LeukoLOCK filters were thawed to RT for 5 min and flushed with TRIzol Reagent (Life Technologies, Australia). RNA was separated into aqueous phase by chloroform and total RNA isolated using PureLink RNA Mini Kit (Life Technologies). Total RNA from sputum cells was extracted using RNeasy Mini kit (Qiagen, Australia).
Real time PCR
Fl/mRAGE and esRAGE mRNA expression in blood and sputum were assessed by quantitative real-time PCR (StepOnePlus, Applied Biosystems, Australia) using flRAGE (HS00542592_G1) and soluble esRAGE (HS00542584_G1) specific primer-probes (Applied Biosystems), using the QuantiTect primer-probe One Step RT PCR kit (Qiagen). Cycle conditions were 50°C for 20 min; 95°C for 15 min; 45 cycles of 95°C for 1s and 60°C for 1 min. Each sample was run in triplicate and relative expression levels calculated by normalising the targets to the endogenously expressed housekeeping gene human peptidylpropyl isomerase A.
Concentrations of RAGE were determined in serum and sputum using ELISA kits sRAGE (R&D Systems, USA), esRAGE (B-Bridge International, USA) and the RAGE ligands: enRAGE (CircuLex, USA) and AGEs (Cell Biolab, USA), using standard protocols.
Data are presented as mean ± Standard Error of the Mean (SEM). GraphPad Prism (San Diego, USA) was used for data analysis.
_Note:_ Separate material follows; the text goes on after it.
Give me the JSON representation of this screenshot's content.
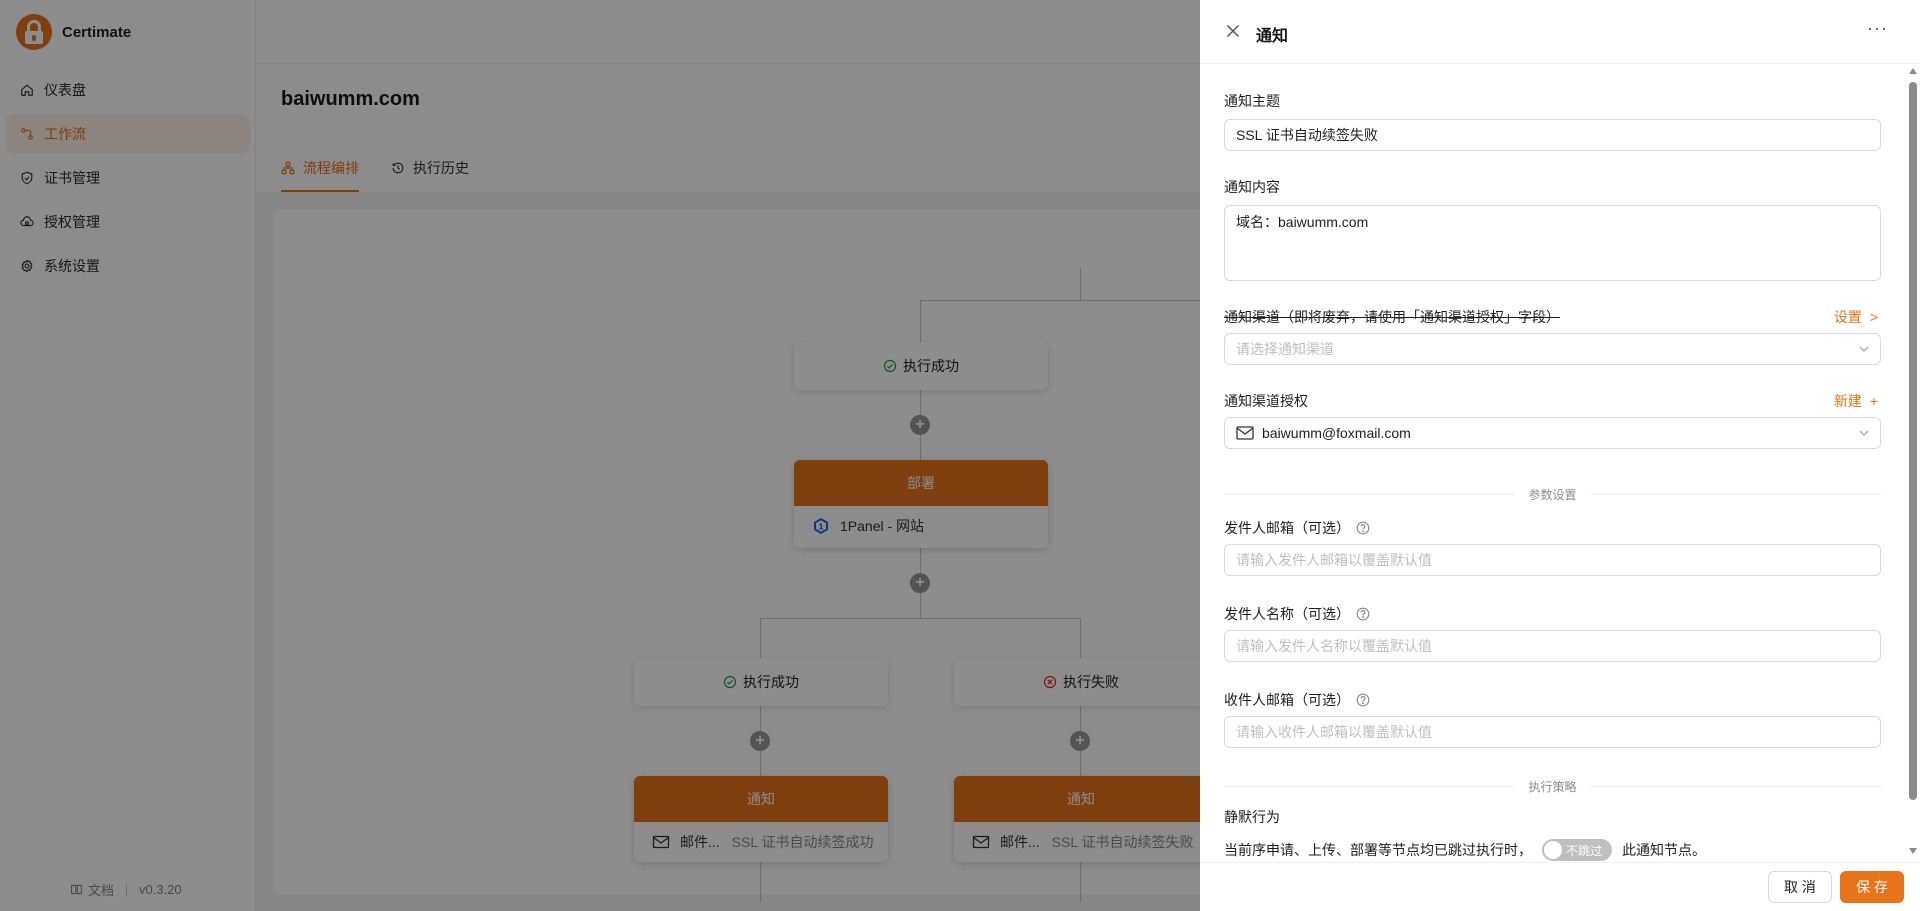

ANOVA followed by multiple comparisons testing using Tukey's test was used to determine significant differences between group means. In all instances, a P value less than 0.05 was considered significant.
This work was supported by funding from the Sir Charles Gairdner Hospital Research Foundation, The Lung Institute of Western Australia and Cystic Fibrosis Australia.